Transfer the native balance of the contract to the msg.sender as a last step.

Tornado:

This is a use case that would not occur in practice (cf launcher.txs) and the risk involves dust only, so no steps to change anything are taken here

C4 Pro League:

Decision acknowledged

Additional Recommendations

Systemic Risks

User can compromise funds of other token depositors

The Bonding curve causes the prices per token to go up as the WETH reserves increases. This creates an opportunity for early token depositors and even token creator to steal other depositor’s WETH by selling just before reaching MAX_WETH_RESERVE

Assigning s.wethReserve a value from the balance could possibly cause DoS and/or initial price manipulation

Assigning s.wethReserve a value from the balance is problematic. an adversary can cause DoS for a newly created market make it completely unfunctional.

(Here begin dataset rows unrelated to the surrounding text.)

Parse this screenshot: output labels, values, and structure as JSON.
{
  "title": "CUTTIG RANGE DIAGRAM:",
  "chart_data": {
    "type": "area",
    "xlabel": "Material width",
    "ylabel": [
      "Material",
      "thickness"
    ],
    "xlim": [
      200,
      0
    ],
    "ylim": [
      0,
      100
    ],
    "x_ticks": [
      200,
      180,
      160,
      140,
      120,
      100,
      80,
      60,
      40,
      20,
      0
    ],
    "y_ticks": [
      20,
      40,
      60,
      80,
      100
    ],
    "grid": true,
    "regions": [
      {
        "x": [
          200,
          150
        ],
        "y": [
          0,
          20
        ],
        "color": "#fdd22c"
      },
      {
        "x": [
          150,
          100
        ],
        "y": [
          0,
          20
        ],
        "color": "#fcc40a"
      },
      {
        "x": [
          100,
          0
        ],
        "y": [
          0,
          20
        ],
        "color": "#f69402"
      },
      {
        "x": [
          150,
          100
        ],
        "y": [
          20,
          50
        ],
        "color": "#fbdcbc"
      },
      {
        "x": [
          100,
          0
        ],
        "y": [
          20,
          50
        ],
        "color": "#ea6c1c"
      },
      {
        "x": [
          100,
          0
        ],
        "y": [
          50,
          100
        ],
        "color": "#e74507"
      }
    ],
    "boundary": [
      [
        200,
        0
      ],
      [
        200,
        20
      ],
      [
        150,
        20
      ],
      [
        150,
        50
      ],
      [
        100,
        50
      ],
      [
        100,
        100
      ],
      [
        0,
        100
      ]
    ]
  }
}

This can be done by front-running the launch TX. Moreover, the market creater can break the assumption of the token initial price set by Tornado.

Inconsistent price between Bonding curve and external DEX at transition time

Once WETH reserves reaches 3 WETH, the token is launched on DEX.

From documentation:

When moving to the external DEX, the token price should continue to evolve continuously, I.e at transition time, the price is the same on the bonding curve and on the external DEX.

It seems that price is not the same on bonding curve and on the external DEX at transition time. As shown in POC, it was beneficial for the user to have sold his token on Bonding curve rather than on DEX. Since Users are selling when price is at its peak in the Bonding curve thus they will derive more profits when compared to selling at DEX

Disclosures

C4 is an open organization governed by participants in the community.

C4 audits incentivize the discovery of exploits, vulnerabilities, and bugs in smart contracts. Security researchers are rewarded at an increasing rate for finding higher-risk issues. Audit submissions are judged by a knowledgeable security researcher and solidity developer and disclosed to sponsoring developers. C4 does not conduct formal verification regarding the provided code but instead provides final verification.

C4 does not provide any guarantee or warranty regarding the security of this project. All smart contract software should be used at the sole risk and responsibility of users.